The fair value of participants’ purchase rights was estimated as of the beginning dates of the purchase right periods using the Black-Scholes-Merton valuation model with the following weighted average assumptions for purchase right periods in 2019, 2018 and 2017, respectively: expected volatility of 28.8%, 24.2% and 22.7%; risk-free interest rates of 2.6%, 1.9% and 1.3%, and no dividends. Using these assumptions, the weighted average estimated per share fair value of each purchase right was $13.80, $17.45 and $15.19 for 2019, 2018 and 2017, respectively.
Long-term incentive compensation expense and proceeds
For the years ended December 31, 2019, 2018 and 2017, the Company recognized $118,513, $85,759 and $61,978, respectively, in total LTIP expense, of which $63,705, $73,582 and $34,431, respectively, was stock-based compensation expense for stock appreciation rights, stock units and discounted employee stock plan purchases, which are primarily included in general and administrative expenses. The estimated tax benefits recorded for stock-based compensation in 2019, 2018 and 2017 were $9,186, $13,591 and $7,717, respectively. As of December 31, 2019, there was $147,267 of total estimated unrecognized compensation expense for LTIP awards outstanding, including $136,818 related to stock-based compensation arrangements under the Company’s equity compensation and stock purchase plans. The Company expects to recognize the performance-based cash component of this LTIP expense over a weighted average remaining period of 0.6 years and the stock-based component of this LTIP expense over a weighted average remaining period of 1.5 years.
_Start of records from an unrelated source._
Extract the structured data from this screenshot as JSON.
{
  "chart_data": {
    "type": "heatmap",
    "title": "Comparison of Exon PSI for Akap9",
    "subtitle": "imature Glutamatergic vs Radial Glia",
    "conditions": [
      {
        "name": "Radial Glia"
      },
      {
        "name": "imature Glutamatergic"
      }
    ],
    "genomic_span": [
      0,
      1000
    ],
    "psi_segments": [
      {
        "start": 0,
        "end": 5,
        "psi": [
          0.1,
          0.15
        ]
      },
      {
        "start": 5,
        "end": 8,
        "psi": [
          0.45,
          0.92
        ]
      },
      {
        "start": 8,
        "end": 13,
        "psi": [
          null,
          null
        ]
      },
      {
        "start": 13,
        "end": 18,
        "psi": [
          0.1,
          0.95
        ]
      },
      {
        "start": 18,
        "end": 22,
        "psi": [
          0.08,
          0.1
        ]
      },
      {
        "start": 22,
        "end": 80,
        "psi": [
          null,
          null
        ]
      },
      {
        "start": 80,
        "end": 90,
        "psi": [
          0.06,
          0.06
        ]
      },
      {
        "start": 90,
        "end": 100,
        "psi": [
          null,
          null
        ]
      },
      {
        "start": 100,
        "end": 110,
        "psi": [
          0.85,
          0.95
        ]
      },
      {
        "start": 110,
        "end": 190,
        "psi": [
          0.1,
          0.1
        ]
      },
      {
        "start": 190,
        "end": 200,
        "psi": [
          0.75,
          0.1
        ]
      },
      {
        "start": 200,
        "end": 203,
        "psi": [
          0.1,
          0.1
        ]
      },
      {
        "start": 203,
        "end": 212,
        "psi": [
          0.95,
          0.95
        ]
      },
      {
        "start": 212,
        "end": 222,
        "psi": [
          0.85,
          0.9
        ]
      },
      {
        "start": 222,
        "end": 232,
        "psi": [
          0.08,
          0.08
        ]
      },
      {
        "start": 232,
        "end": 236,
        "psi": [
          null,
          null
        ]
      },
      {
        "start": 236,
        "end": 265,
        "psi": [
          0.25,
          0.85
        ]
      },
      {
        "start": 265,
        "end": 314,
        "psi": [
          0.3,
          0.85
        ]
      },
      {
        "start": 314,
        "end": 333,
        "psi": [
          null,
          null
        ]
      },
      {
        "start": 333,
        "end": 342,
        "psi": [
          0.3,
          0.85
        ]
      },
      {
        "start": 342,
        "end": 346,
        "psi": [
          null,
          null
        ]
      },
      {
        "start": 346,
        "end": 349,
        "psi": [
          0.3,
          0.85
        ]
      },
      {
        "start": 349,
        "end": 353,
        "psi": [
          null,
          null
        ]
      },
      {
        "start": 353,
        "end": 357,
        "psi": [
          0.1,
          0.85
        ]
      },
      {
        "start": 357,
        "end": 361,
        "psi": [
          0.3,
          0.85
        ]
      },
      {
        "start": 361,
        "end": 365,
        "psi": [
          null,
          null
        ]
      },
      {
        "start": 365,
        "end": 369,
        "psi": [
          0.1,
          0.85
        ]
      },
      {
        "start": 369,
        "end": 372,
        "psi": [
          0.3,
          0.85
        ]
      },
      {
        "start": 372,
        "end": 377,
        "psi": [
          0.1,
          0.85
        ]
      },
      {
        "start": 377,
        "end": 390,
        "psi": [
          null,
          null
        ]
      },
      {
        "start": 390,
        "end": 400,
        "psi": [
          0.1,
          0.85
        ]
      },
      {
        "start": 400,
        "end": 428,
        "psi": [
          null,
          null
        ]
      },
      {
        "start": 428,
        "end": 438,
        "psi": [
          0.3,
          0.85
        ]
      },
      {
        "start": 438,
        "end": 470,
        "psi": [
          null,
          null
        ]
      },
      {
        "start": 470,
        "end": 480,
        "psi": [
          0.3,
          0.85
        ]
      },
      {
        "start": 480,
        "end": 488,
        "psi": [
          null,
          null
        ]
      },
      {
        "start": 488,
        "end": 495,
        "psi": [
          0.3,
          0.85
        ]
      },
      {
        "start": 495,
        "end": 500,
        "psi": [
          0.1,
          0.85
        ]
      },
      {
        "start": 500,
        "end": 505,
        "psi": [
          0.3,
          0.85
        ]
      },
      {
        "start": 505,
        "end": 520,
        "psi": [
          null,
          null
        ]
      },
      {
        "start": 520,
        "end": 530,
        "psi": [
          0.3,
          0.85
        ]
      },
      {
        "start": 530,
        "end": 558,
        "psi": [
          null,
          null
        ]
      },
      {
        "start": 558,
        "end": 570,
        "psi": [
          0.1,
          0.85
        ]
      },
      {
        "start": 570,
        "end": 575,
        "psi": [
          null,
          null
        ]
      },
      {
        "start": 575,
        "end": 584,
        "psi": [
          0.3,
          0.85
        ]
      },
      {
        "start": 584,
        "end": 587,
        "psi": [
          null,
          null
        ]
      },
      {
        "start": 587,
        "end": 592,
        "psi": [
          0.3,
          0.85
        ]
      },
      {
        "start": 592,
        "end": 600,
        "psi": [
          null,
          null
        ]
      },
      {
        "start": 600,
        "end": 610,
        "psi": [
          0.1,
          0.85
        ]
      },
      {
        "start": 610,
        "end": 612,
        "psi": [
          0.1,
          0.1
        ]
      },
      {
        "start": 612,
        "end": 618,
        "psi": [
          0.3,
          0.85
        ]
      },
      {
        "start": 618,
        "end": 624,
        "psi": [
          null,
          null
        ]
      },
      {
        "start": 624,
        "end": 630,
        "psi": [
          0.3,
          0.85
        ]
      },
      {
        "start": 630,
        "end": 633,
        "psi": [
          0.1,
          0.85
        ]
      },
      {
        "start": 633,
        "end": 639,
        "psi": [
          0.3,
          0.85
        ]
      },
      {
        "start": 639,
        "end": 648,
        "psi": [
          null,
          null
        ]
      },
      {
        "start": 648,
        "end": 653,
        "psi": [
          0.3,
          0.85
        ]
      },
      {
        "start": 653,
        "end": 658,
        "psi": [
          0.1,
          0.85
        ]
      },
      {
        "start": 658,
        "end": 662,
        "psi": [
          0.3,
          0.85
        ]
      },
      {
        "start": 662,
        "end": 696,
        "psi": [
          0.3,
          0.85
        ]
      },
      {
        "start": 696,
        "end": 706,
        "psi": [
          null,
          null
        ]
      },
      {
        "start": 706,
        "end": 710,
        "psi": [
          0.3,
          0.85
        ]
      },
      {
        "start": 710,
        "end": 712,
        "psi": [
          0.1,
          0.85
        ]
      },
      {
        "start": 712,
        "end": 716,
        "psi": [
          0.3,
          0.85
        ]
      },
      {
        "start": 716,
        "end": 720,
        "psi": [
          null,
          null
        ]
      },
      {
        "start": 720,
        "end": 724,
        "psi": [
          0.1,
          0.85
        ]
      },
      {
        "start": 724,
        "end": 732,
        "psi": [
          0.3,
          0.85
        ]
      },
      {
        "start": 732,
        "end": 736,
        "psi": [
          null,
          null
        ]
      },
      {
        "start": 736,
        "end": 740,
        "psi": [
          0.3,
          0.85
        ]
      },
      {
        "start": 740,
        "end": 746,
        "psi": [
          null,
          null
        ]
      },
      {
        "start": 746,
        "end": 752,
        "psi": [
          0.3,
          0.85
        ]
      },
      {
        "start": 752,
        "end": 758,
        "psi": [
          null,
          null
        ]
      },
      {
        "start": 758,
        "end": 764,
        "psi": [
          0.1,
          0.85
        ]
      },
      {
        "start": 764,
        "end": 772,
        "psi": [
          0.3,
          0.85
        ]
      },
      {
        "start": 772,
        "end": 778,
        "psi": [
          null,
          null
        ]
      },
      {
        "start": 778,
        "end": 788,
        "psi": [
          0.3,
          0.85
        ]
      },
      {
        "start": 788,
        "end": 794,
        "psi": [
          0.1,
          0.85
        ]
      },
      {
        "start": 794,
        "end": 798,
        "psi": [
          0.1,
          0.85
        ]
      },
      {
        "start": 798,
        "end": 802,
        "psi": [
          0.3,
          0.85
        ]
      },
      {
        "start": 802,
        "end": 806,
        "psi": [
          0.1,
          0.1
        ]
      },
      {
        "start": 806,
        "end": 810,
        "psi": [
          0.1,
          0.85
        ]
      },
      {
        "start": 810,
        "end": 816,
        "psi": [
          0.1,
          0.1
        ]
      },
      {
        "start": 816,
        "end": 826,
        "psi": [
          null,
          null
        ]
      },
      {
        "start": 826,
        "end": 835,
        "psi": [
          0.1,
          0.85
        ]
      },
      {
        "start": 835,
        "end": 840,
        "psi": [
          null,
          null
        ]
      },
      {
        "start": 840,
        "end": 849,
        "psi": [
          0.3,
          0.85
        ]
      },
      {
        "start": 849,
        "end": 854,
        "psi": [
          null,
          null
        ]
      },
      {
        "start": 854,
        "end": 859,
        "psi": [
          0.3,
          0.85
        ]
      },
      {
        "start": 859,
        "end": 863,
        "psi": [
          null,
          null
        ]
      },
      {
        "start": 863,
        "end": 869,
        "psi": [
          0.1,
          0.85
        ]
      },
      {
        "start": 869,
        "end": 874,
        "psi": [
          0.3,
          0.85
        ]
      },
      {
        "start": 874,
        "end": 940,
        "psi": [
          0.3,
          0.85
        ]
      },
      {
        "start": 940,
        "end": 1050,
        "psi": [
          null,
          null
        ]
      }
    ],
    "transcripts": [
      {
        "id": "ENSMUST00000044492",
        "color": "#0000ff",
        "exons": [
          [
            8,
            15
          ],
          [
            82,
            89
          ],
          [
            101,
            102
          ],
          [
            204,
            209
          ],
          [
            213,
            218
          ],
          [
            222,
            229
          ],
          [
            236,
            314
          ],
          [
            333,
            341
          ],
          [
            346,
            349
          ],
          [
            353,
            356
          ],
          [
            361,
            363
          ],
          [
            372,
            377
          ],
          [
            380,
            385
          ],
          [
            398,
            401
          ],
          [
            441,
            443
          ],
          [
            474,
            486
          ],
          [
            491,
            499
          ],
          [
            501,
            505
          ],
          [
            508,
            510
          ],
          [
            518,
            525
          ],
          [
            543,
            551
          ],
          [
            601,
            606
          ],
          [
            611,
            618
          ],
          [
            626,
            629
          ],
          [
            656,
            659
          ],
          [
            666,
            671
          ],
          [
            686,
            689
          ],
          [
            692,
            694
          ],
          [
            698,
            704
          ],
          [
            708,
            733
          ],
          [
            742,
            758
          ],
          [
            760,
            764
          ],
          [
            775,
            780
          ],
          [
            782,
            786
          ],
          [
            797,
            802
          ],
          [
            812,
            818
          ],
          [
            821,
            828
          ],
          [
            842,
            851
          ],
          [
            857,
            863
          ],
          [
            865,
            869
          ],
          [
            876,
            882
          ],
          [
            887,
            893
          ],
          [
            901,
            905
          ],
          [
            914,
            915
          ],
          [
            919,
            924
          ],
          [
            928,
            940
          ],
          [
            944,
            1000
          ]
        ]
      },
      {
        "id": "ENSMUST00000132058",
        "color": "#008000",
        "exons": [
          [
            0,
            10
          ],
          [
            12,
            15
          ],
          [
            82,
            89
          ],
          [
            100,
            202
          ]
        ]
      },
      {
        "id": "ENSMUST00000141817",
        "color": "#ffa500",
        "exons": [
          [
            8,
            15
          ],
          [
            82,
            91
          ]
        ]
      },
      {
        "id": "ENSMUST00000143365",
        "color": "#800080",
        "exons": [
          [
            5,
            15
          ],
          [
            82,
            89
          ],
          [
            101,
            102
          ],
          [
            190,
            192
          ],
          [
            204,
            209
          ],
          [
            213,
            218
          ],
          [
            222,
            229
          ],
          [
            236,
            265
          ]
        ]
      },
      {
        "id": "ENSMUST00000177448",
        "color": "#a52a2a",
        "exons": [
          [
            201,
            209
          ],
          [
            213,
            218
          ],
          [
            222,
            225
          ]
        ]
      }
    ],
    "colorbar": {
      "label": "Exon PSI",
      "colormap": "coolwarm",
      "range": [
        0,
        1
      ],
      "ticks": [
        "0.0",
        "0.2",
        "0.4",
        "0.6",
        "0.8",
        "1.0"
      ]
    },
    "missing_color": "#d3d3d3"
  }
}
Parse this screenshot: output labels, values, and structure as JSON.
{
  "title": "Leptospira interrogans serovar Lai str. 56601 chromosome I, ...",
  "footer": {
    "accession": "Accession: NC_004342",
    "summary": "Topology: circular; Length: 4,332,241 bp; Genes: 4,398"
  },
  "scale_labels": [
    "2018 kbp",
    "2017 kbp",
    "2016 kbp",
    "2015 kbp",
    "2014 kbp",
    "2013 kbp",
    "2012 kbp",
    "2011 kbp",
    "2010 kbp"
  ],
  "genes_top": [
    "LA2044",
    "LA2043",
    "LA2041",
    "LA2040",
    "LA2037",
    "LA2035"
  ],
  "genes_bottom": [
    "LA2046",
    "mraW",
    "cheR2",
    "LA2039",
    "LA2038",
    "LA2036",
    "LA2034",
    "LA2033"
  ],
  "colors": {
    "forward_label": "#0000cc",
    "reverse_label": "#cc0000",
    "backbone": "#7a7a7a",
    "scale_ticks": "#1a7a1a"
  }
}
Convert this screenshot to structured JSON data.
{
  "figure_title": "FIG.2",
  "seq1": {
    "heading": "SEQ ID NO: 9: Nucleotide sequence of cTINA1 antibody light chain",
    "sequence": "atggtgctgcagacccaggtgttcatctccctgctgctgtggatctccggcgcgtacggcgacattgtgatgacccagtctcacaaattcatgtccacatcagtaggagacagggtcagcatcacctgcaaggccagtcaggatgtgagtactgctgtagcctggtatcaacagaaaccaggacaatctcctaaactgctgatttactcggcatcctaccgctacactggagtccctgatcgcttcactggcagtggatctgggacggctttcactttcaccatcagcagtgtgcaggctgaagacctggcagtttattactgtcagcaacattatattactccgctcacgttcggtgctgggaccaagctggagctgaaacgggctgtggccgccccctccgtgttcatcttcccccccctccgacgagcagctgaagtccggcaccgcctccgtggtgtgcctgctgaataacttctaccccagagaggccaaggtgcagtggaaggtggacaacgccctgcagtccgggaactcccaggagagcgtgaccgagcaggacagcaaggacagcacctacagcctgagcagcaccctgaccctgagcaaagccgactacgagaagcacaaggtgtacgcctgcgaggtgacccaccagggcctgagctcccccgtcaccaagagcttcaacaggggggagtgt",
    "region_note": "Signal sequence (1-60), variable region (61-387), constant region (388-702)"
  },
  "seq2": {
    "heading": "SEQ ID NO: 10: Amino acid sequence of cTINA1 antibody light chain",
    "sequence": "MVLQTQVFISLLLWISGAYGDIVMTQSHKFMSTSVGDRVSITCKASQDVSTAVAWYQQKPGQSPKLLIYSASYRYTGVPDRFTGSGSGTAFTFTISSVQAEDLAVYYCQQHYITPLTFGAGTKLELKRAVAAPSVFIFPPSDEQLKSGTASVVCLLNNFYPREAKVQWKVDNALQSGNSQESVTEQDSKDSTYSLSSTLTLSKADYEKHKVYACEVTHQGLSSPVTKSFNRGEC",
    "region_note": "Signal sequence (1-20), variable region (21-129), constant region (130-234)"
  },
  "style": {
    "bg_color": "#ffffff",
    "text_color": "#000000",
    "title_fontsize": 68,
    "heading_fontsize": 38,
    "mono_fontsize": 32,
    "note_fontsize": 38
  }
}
During the year ended December 31, 2018, the Company adopted a retirement policy (Rule of 65 policy). The Rule of 65 policy generally provides that Section 16 officers that are a minimum age of 55 with five years of continuous service with the Company receive certain benefits with respect to their outstanding equity awards upon a qualifying retirement if the sum of their age plus years of service is greater than or equal to 65. These benefits generally include accelerated vesting of restricted stock unit awards, continued vesting of stock-settled stock appreciation rights and performance stock unit awards and an exercise window from the original vest date through the original expiration date regardless of continued employment, with pro rata vesting for a Rule of 65 retirement within one year of the award grant date. The adoption of the Rule of 65 policy resulted in a $14,704 modification charge and a net acceleration of expense of $9,727 during the year ended December 31, 2018 that is included in the expense amounts reported above.
For the years ended December 31, 2019, 2018 and 2017, the Company received $2,251, $7,988 and $13,473, respectively, in actual tax benefits upon the exercise of stock awards. Since the Company issues stock-settled stock appreciation rights rather than stock options, there were no cash proceeds from stock option exercises.